Eine tiefgehende wissenschaftliche Auswertung der Interviews und Dokumente erfolgt im vorliegenden – am VWI und Institut für Zeitgeschichte der Universität Wien angesiedelten – Dissertationsvorhaben von VWI-Mitarbeiter Philipp Rohrbach.

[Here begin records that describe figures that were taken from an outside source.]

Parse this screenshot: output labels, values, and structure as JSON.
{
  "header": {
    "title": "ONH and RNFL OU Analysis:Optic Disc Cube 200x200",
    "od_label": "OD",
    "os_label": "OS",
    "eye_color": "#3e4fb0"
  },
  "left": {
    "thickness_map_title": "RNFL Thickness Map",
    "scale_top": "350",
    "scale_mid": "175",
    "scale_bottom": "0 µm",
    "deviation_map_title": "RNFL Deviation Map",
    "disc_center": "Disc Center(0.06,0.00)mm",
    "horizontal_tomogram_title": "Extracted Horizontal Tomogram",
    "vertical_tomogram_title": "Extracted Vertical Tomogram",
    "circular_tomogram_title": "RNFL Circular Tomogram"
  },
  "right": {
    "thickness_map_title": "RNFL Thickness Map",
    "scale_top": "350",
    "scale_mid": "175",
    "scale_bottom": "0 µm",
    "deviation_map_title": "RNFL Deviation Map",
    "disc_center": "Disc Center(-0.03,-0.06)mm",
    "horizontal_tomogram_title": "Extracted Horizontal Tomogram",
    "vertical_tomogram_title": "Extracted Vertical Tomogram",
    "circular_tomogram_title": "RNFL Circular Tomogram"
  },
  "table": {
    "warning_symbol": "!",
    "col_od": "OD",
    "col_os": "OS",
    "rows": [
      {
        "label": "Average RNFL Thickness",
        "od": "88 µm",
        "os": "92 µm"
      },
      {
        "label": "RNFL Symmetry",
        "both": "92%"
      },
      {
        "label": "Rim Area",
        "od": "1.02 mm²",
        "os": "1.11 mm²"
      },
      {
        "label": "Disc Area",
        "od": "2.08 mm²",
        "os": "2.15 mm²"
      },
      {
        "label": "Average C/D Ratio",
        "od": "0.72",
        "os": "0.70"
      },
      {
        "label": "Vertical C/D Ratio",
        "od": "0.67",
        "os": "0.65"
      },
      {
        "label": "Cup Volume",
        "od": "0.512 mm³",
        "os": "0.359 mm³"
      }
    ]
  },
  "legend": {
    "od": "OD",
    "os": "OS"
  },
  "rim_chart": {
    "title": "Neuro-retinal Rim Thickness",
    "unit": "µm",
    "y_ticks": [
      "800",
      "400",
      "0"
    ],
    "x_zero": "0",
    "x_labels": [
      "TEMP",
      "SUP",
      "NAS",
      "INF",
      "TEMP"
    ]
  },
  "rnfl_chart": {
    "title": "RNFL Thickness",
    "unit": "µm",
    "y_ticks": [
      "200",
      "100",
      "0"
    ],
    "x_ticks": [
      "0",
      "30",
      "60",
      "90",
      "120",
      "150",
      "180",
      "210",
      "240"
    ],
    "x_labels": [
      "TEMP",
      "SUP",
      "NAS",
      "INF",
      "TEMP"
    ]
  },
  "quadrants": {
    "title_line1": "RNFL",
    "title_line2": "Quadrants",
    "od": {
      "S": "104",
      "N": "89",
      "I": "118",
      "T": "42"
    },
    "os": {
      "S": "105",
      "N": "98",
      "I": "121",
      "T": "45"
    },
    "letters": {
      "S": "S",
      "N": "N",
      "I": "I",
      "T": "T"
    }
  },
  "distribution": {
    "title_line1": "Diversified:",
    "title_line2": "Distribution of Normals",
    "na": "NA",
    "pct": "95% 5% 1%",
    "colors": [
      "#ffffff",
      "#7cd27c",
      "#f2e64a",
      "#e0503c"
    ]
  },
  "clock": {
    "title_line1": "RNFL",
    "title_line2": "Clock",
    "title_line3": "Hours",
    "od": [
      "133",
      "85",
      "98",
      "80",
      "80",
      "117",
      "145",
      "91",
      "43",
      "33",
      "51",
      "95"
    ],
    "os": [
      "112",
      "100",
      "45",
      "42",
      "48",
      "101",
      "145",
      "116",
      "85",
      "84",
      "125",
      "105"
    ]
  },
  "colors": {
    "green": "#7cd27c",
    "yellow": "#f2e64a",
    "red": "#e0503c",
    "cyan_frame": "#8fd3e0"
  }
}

Ein Großteil der Kinder schwarzer US-amerikanischer GIs und österreichischer Frauen, die im ‚weißen‘ postnationalsozialistischen Österreich aufwuchs, musste ihr Los individuell, ohne Referenzgruppe meistern. Diese Kinder wurden so zu einer zwar physisch sichtbaren, letztlich aber doch ‚unsichtbaren‘ Bevölkerungsgruppe, die auch von der österreichischen Geschichtsschreibung die längste Zeit ausgeblendet blieb. Anhand einer Feinanalyse von drei biographisch-narrativen Interviews, die den Kern des vorliegenden Dissertationsvorhabens darstellen, werden die Selbstbilder in den Erzählungen von Mitgliedern der genannten Personengruppe untersucht. Ergänzend dazu werden in der Dissertation auch die häufig stereotypisierenden Bilder analysiert, die JugendamtsmitarbeiterInnen aus Oberösterreich, Salzburg und Wien (ehemalige US-amerikanische Besatzungszone Österreichs) in ihren Akten von österreichischen Kindern schwarzer GIs zeichneten. Wo es für ein besseres Verständnis der aus den Interviews und Akten herausgearbeiteten Inhalte erforderlich ist, werden in dem Dissertationsvorhaben Aspekte des (fürsorge-)politischen Umgangs mit dieser Personengruppe nach 1945 rekonstruiert.
Das Dissertationsprojekt wird von ao. Univ.Prof.in Mag.a Dr.in Johanna Gehmacher und Univ. Prof. Dr. Albert Lichtblau betreut und entsteht im Zusammenarbeit mit dem Forschungsschwerpunkt Frauen- und Geschlechtergeschichte der Historisch- Kulturwissenschaftlichen Fakultät der Universität Wien.